This is some serious art-house shit right here. This is not for your everyday run-of-the-mill metal fan. This is some downright avant-garde intellectual metal type shit. You want clean female vocals. Check. You want demonic female screeching vocals. Check. You want layers of dark atmospheric guitar and bass work. Check. You want a drummer that also plays sax and a guitarist that rocks out on the flute. Check and check!
Yeah, Dreadnought is an interesting beast and makes it feel as though Colorado’s legalization of weed is really starting to pay off in the creative arts scene. This is a difficult album to grasp. It doesn’t really go for hooks or catchy melodies. No gang choruses like “Balls To The Wall!!” here. Rather, the album challenges the listener to wade into the deep end of an emotional and bleak slab of metal. It isn’t a quick fix of feel good metal. This is like a well-worn copy of a novel that you curl up with on a rainy afternoon.

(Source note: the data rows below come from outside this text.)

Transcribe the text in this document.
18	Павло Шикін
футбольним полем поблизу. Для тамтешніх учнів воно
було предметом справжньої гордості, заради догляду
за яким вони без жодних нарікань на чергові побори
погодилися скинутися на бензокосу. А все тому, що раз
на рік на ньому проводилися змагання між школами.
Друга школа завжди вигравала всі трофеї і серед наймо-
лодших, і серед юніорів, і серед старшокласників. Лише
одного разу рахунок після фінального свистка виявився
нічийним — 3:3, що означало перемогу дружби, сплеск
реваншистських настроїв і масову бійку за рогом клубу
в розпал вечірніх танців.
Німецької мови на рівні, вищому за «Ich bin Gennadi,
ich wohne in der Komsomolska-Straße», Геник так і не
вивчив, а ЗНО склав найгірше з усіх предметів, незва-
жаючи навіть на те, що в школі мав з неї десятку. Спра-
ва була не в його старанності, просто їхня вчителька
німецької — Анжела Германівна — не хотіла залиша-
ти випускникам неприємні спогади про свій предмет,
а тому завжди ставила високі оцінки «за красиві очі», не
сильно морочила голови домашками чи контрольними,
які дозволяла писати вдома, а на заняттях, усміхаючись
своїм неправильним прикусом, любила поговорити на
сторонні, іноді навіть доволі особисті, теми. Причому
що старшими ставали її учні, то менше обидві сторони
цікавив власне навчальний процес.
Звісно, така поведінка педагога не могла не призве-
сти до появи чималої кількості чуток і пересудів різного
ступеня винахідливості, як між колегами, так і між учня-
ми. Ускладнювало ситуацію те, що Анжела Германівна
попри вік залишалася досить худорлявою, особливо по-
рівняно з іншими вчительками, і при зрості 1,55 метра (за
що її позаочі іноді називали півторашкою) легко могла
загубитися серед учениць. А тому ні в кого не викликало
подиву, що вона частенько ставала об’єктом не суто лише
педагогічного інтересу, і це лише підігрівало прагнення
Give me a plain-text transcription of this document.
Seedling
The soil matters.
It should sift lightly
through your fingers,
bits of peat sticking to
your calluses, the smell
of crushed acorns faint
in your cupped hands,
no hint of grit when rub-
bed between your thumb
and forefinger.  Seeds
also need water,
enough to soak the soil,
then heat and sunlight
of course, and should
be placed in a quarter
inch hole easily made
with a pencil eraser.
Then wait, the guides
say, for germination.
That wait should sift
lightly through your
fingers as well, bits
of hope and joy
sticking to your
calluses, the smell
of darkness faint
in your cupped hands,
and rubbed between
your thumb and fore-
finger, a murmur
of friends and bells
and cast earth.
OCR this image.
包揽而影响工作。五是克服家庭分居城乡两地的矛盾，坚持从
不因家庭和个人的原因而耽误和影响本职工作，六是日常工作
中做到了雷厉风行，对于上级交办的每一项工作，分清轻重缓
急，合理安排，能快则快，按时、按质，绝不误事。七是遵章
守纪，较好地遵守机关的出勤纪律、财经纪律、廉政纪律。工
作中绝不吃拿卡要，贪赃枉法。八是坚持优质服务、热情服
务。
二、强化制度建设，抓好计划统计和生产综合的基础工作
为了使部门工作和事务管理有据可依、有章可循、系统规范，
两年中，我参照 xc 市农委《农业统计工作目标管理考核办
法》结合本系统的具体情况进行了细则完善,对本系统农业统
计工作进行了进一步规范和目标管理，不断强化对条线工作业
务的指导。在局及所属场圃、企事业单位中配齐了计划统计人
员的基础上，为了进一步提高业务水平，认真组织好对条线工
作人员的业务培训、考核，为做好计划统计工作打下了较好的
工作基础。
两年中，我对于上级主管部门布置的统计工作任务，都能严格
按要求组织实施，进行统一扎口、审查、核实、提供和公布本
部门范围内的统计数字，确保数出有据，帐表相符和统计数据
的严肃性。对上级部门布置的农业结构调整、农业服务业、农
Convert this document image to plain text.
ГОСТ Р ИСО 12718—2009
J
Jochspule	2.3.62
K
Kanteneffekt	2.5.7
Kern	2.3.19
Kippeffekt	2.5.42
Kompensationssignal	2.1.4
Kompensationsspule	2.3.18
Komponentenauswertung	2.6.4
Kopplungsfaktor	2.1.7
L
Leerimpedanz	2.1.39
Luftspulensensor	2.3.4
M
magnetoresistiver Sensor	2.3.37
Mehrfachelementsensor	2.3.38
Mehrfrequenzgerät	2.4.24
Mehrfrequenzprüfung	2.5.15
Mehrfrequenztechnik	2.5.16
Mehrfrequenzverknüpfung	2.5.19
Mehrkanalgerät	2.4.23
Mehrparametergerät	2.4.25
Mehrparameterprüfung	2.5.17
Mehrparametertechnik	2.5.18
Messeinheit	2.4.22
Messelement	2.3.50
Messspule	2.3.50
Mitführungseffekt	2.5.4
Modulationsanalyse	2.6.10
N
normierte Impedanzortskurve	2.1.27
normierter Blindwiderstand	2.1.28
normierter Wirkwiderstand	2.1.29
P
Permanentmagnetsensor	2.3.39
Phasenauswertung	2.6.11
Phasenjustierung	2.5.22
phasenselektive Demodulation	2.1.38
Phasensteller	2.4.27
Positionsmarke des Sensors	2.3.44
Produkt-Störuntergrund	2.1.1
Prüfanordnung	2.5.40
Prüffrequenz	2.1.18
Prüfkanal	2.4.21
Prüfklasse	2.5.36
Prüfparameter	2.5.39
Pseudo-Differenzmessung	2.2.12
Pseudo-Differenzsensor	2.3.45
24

I wish I could say that I’m fully on board with this one, because it has a lot going on. Unfortunately, I’m writing this review after only a couple of listens. This is one of those albums that I might have to write up a new review a year or so down the road once I can fully let it absorb. This kind of happened with Dreadnought’s last album, A Wake In Sacred Waves. The new album is kind of a continuation of the sounds and feelings conveyed on its predecessor and that album took me a while to warm up to as well. If you are of the more adventurous type metal fan, check this one out and give it some time to breathe. I have a feeling the longer it airs, the better it’s going to seem.